AI tools cannot operate in a legal vacuum. They need rules, oversight, and guardrails. An independent Judicial AI Oversight Board, as proposed, is not just a good idea, it’s a necessary one.

So is a code of data ethics. Judicial data is not just administrative, it is deeply personal. It contains testimonies, medical records, financial details, and stories of pain, conflict, and loss. If misused or exposed, this information can cause real harm.

And yet, Pakistan’s draft Personal Data Protection Bill does not go far enough in protecting this kind of sensitive data. We need explicit safeguards for judicial records: encryption, anonymization, local storage, and strict restrictions on third-party access

Then there’s the human element of judges, clerks, court staff, translators. Technology does not replace them, it demands more of them. Training must be widespread, multilingual, and continuous. Legal professionals must understand not just how to use AI, but how to question it. To know when it’s wrong. To push back. To remain, in every sense, the human conscience of the justice system.

Because here’s what we often forget: justice is not just about speed or efficiency. It’s about values. Context. Empathy. Moral reasoning. No machine, no matter how advanced, can feel the weight of a grieving mother’s testimony or the moral burden of a wrongful conviction. Those are human decisions. They must remain so.

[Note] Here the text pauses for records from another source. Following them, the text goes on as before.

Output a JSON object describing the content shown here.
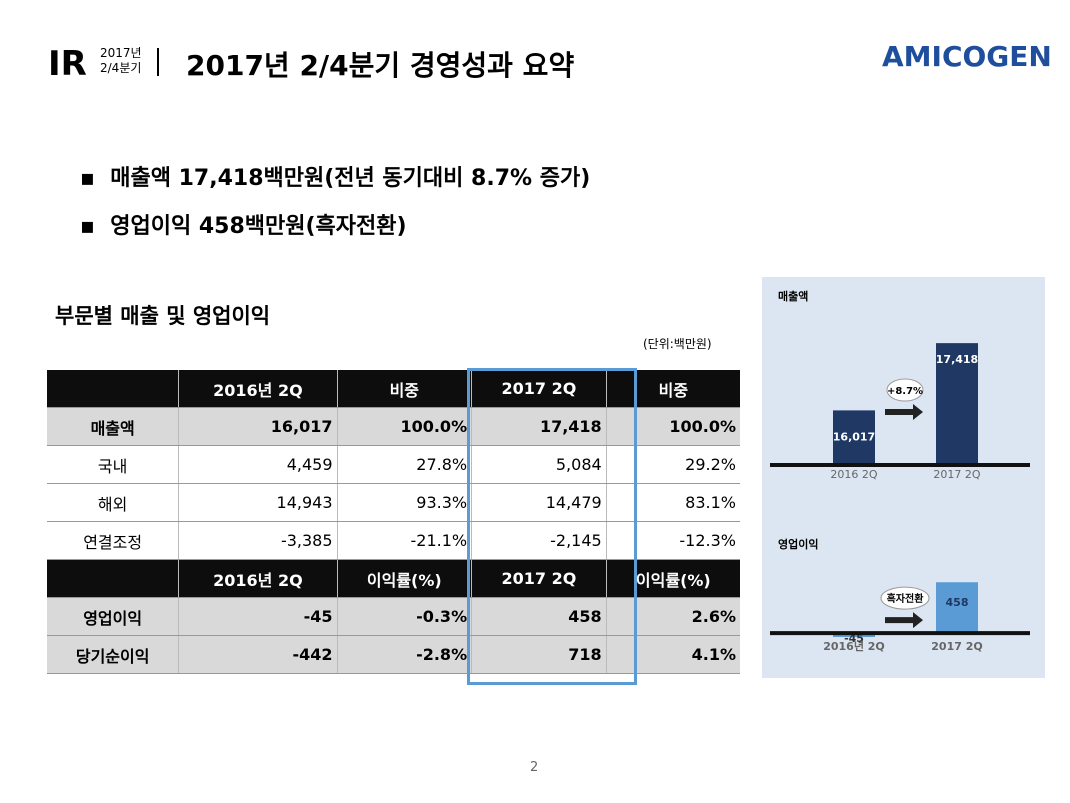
{
  "header": {
    "ir": "IR",
    "period_line1": "2017년",
    "period_line2": "2/4분기",
    "title": "2017년 2/4분기 경영성과 요약",
    "logo": "AMICOGEN"
  },
  "bullets": [
    "매출액 17,418백만원(전년 동기대비 8.7% 증가)",
    "영업이익 458백만원(흑자전환)"
  ],
  "section_title": "부문별 매출 및 영업이익",
  "unit": "(단위:백만원)",
  "table": {
    "columns": [
      "2016년 2Q",
      "비중",
      "2017 2Q",
      "비중"
    ],
    "rows": [
      [
        "매출액",
        "16,017",
        "100.0%",
        "17,418",
        "100.0%"
      ],
      [
        "국내",
        "4,459",
        "27.8%",
        "5,084",
        "29.2%"
      ],
      [
        "해외",
        "14,943",
        "93.3%",
        "14,479",
        "83.1%"
      ],
      [
        "연결조정",
        "-3,385",
        "-21.1%",
        "-2,145",
        "-12.3%"
      ]
    ],
    "columns2": [
      "2016년 2Q",
      "이익률(%)",
      "2017 2Q",
      "이익률(%)"
    ],
    "rows2": [
      [
        "영업이익",
        "-45",
        "-0.3%",
        "458",
        "2.6%"
      ],
      [
        "당기순이익",
        "-442",
        "-2.8%",
        "718",
        "4.1%"
      ]
    ]
  },
  "charts": [
    {
      "type": "bar",
      "title": "매출액",
      "categories": [
        "2016 2Q",
        "2017 2Q"
      ],
      "values": [
        16017,
        17418
      ],
      "value_labels": [
        "16,017",
        "17,418"
      ],
      "annotation": "+8.7%",
      "color": "#1f3864",
      "ylim": [
        14900,
        17900
      ]
    },
    {
      "type": "bar",
      "title": "영업이익",
      "categories": [
        "2016년 2Q",
        "2017 2Q"
      ],
      "values": [
        -45,
        458
      ],
      "annotation": "흑자전환",
      "color": "#5b9bd5",
      "ylim": [
        -100,
        800
      ]
    }
  ],
  "page_number": "2"
}
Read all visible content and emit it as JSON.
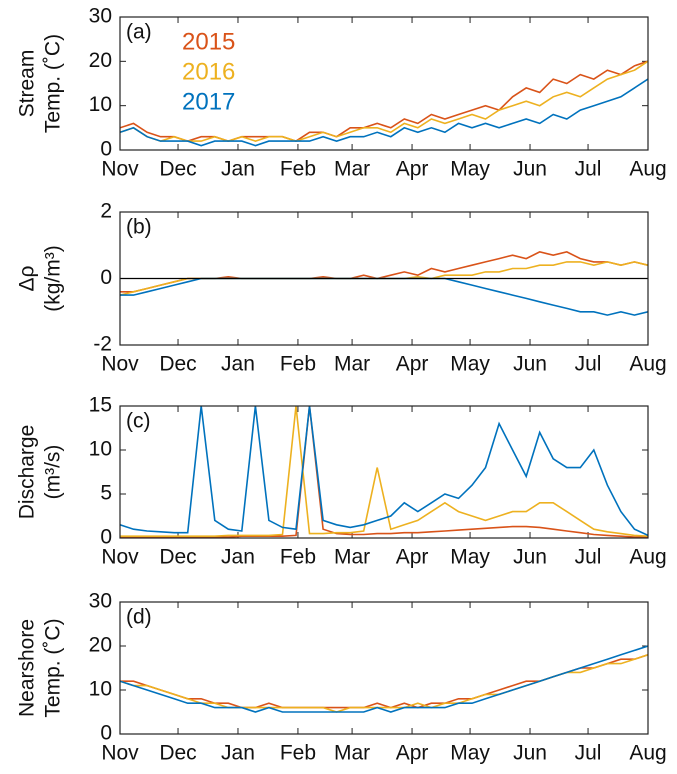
{
  "chart_data": [
    {
      "type": "line",
      "panel_label": "(a)",
      "ylabel": [
        "Stream",
        "Temp. (˚C)"
      ],
      "x": [
        0,
        7,
        14,
        21,
        28,
        35,
        42,
        49,
        56,
        63,
        70,
        77,
        84,
        91,
        98,
        105,
        112,
        119,
        126,
        133,
        140,
        147,
        154,
        161,
        168,
        175,
        182,
        189,
        196,
        203,
        210,
        217,
        224,
        231,
        238,
        245,
        252,
        259,
        266,
        273
      ],
      "xlim": [
        0,
        273
      ],
      "xticks": [
        {
          "value": 0,
          "label": "Nov"
        },
        {
          "value": 30,
          "label": "Dec"
        },
        {
          "value": 61,
          "label": "Jan"
        },
        {
          "value": 92,
          "label": "Feb"
        },
        {
          "value": 120,
          "label": "Mar"
        },
        {
          "value": 151,
          "label": "Apr"
        },
        {
          "value": 181,
          "label": "May"
        },
        {
          "value": 212,
          "label": "Jun"
        },
        {
          "value": 242,
          "label": "Jul"
        },
        {
          "value": 273,
          "label": "Aug"
        }
      ],
      "ylim": [
        0,
        30
      ],
      "yticks": [
        0,
        10,
        20,
        30
      ],
      "legend": "upper left",
      "series": [
        {
          "name": "2015",
          "color": "#d95319",
          "values": [
            5,
            6,
            4,
            3,
            3,
            2,
            3,
            3,
            2,
            3,
            3,
            3,
            3,
            2,
            4,
            4,
            3,
            5,
            5,
            6,
            5,
            7,
            6,
            8,
            7,
            8,
            9,
            10,
            9,
            12,
            14,
            13,
            16,
            15,
            17,
            16,
            18,
            17,
            19,
            20
          ]
        },
        {
          "name": "2016",
          "color": "#edb120",
          "values": [
            4,
            5,
            3,
            2,
            3,
            2,
            2,
            3,
            2,
            3,
            2,
            3,
            3,
            2,
            3,
            4,
            3,
            4,
            5,
            5,
            4,
            6,
            5,
            7,
            6,
            7,
            8,
            7,
            9,
            10,
            11,
            10,
            12,
            13,
            12,
            14,
            16,
            17,
            18,
            20
          ]
        },
        {
          "name": "2017",
          "color": "#0072bd",
          "values": [
            4,
            5,
            3,
            2,
            2,
            2,
            1,
            2,
            2,
            2,
            1,
            2,
            2,
            2,
            2,
            3,
            2,
            3,
            3,
            4,
            3,
            5,
            4,
            5,
            4,
            6,
            5,
            6,
            5,
            6,
            7,
            6,
            8,
            7,
            9,
            10,
            11,
            12,
            14,
            16
          ]
        }
      ]
    },
    {
      "type": "line",
      "panel_label": "(b)",
      "ylabel": [
        "Δρ",
        "(kg/m³)"
      ],
      "zero_line": true,
      "x": [
        0,
        7,
        14,
        21,
        28,
        35,
        42,
        49,
        56,
        63,
        70,
        77,
        84,
        91,
        98,
        105,
        112,
        119,
        126,
        133,
        140,
        147,
        154,
        161,
        168,
        175,
        182,
        189,
        196,
        203,
        210,
        217,
        224,
        231,
        238,
        245,
        252,
        259,
        266,
        273
      ],
      "xlim": [
        0,
        273
      ],
      "xticks": [
        {
          "value": 0,
          "label": "Nov"
        },
        {
          "value": 30,
          "label": "Dec"
        },
        {
          "value": 61,
          "label": "Jan"
        },
        {
          "value": 92,
          "label": "Feb"
        },
        {
          "value": 120,
          "label": "Mar"
        },
        {
          "value": 151,
          "label": "Apr"
        },
        {
          "value": 181,
          "label": "May"
        },
        {
          "value": 212,
          "label": "Jun"
        },
        {
          "value": 242,
          "label": "Jul"
        },
        {
          "value": 273,
          "label": "Aug"
        }
      ],
      "ylim": [
        -2,
        2
      ],
      "yticks": [
        -2,
        0,
        2
      ],
      "series": [
        {
          "color": "#d95319",
          "values": [
            -0.4,
            -0.4,
            -0.3,
            -0.2,
            -0.1,
            0,
            0,
            0,
            0.05,
            0,
            0,
            0,
            0,
            0,
            0,
            0.05,
            0,
            0,
            0.1,
            0,
            0.1,
            0.2,
            0.1,
            0.3,
            0.2,
            0.3,
            0.4,
            0.5,
            0.6,
            0.7,
            0.6,
            0.8,
            0.7,
            0.8,
            0.6,
            0.5,
            0.5,
            0.4,
            0.5,
            0.4
          ]
        },
        {
          "color": "#edb120",
          "values": [
            -0.5,
            -0.4,
            -0.3,
            -0.2,
            -0.1,
            0,
            0,
            0,
            0,
            0,
            0,
            0,
            0,
            0,
            0,
            0,
            0,
            0,
            0,
            0,
            0,
            0,
            0.05,
            0,
            0.1,
            0.1,
            0.1,
            0.2,
            0.2,
            0.3,
            0.3,
            0.4,
            0.4,
            0.5,
            0.5,
            0.4,
            0.5,
            0.4,
            0.5,
            0.4
          ]
        },
        {
          "color": "#0072bd",
          "values": [
            -0.5,
            -0.5,
            -0.4,
            -0.3,
            -0.2,
            -0.1,
            0,
            0,
            0,
            0,
            0,
            0,
            0,
            0,
            0,
            0,
            0,
            0,
            0,
            0,
            0,
            0,
            0,
            0,
            0,
            -0.1,
            -0.2,
            -0.3,
            -0.4,
            -0.5,
            -0.6,
            -0.7,
            -0.8,
            -0.9,
            -1.0,
            -1.0,
            -1.1,
            -1.0,
            -1.1,
            -1.0
          ]
        }
      ]
    },
    {
      "type": "line",
      "panel_label": "(c)",
      "ylabel": [
        "Discharge",
        "(m³/s)"
      ],
      "x": [
        0,
        7,
        14,
        21,
        28,
        35,
        42,
        49,
        56,
        63,
        70,
        77,
        84,
        91,
        98,
        105,
        112,
        119,
        126,
        133,
        140,
        147,
        154,
        161,
        168,
        175,
        182,
        189,
        196,
        203,
        210,
        217,
        224,
        231,
        238,
        245,
        252,
        259,
        266,
        273
      ],
      "xlim": [
        0,
        273
      ],
      "xticks": [
        {
          "value": 0,
          "label": "Nov"
        },
        {
          "value": 30,
          "label": "Dec"
        },
        {
          "value": 61,
          "label": "Jan"
        },
        {
          "value": 92,
          "label": "Feb"
        },
        {
          "value": 120,
          "label": "Mar"
        },
        {
          "value": 151,
          "label": "Apr"
        },
        {
          "value": 181,
          "label": "May"
        },
        {
          "value": 212,
          "label": "Jun"
        },
        {
          "value": 242,
          "label": "Jul"
        },
        {
          "value": 273,
          "label": "Aug"
        }
      ],
      "ylim": [
        0,
        15
      ],
      "yticks": [
        0,
        5,
        10,
        15
      ],
      "series": [
        {
          "color": "#d95319",
          "values": [
            0.1,
            0.1,
            0.1,
            0.1,
            0.1,
            0.1,
            0.1,
            0.1,
            0.1,
            0.2,
            0.2,
            0.2,
            0.2,
            0.3,
            15,
            1,
            0.5,
            0.4,
            0.4,
            0.5,
            0.5,
            0.6,
            0.6,
            0.7,
            0.8,
            0.9,
            1,
            1.1,
            1.2,
            1.3,
            1.3,
            1.2,
            1,
            0.8,
            0.6,
            0.4,
            0.3,
            0.2,
            0.1,
            0.1
          ]
        },
        {
          "color": "#edb120",
          "values": [
            0.2,
            0.2,
            0.2,
            0.2,
            0.2,
            0.2,
            0.2,
            0.2,
            0.3,
            0.3,
            0.3,
            0.3,
            0.4,
            15,
            0.5,
            0.5,
            0.6,
            0.6,
            0.8,
            8,
            1,
            1.5,
            2,
            3,
            4,
            3,
            2.5,
            2,
            2.5,
            3,
            3,
            4,
            4,
            3,
            2,
            1,
            0.7,
            0.5,
            0.3,
            0.2
          ]
        },
        {
          "color": "#0072bd",
          "values": [
            1.5,
            1,
            0.8,
            0.7,
            0.6,
            0.6,
            15,
            2,
            1,
            0.8,
            15,
            2,
            1.2,
            1,
            15,
            2,
            1.5,
            1.2,
            1.5,
            2,
            2.5,
            4,
            3,
            4,
            5,
            4.5,
            6,
            8,
            13,
            10,
            7,
            12,
            9,
            8,
            8,
            10,
            6,
            3,
            1,
            0.3
          ]
        }
      ]
    },
    {
      "type": "line",
      "panel_label": "(d)",
      "ylabel": [
        "Nearshore",
        "Temp. (˚C)"
      ],
      "x": [
        0,
        7,
        14,
        21,
        28,
        35,
        42,
        49,
        56,
        63,
        70,
        77,
        84,
        91,
        98,
        105,
        112,
        119,
        126,
        133,
        140,
        147,
        154,
        161,
        168,
        175,
        182,
        189,
        196,
        203,
        210,
        217,
        224,
        231,
        238,
        245,
        252,
        259,
        266,
        273
      ],
      "xlim": [
        0,
        273
      ],
      "xticks": [
        {
          "value": 0,
          "label": "Nov"
        },
        {
          "value": 30,
          "label": "Dec"
        },
        {
          "value": 61,
          "label": "Jan"
        },
        {
          "value": 92,
          "label": "Feb"
        },
        {
          "value": 120,
          "label": "Mar"
        },
        {
          "value": 151,
          "label": "Apr"
        },
        {
          "value": 181,
          "label": "May"
        },
        {
          "value": 212,
          "label": "Jun"
        },
        {
          "value": 242,
          "label": "Jul"
        },
        {
          "value": 273,
          "label": "Aug"
        }
      ],
      "ylim": [
        0,
        30
      ],
      "yticks": [
        0,
        10,
        20,
        30
      ],
      "series": [
        {
          "color": "#d95319",
          "values": [
            12,
            12,
            11,
            10,
            9,
            8,
            8,
            7,
            7,
            6,
            6,
            7,
            6,
            6,
            6,
            6,
            6,
            6,
            6,
            7,
            6,
            7,
            6,
            7,
            7,
            8,
            8,
            9,
            10,
            11,
            12,
            12,
            13,
            14,
            15,
            15,
            16,
            17,
            17,
            18
          ]
        },
        {
          "color": "#edb120",
          "values": [
            12,
            11,
            11,
            10,
            9,
            8,
            7,
            7,
            6,
            6,
            6,
            6,
            6,
            6,
            6,
            6,
            5,
            6,
            6,
            6,
            6,
            6,
            7,
            6,
            7,
            7,
            8,
            9,
            9,
            10,
            11,
            12,
            13,
            14,
            14,
            15,
            16,
            16,
            17,
            18
          ]
        },
        {
          "color": "#0072bd",
          "values": [
            12,
            11,
            10,
            9,
            8,
            7,
            7,
            6,
            6,
            6,
            5,
            6,
            5,
            5,
            5,
            5,
            5,
            5,
            5,
            6,
            5,
            6,
            6,
            6,
            6,
            7,
            7,
            8,
            9,
            10,
            11,
            12,
            13,
            14,
            15,
            16,
            17,
            18,
            19,
            20
          ]
        }
      ]
    }
  ]
}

These steps can bring uniformity and transparency where there was once chaos. We shouldn’t just be asking if AI is usable, but whether it’s suitable and where it truly belongs.

The future of the judiciary doesn’t lie in blind automation. It lies in thoughtful integration. In sequencing ambition with reality. In investing in people and systems before we leap into code.

Pakistan doesn’t need to rush into tomorrow. It just needs to prepare for it. Because justice, before it is digital, must be accessible.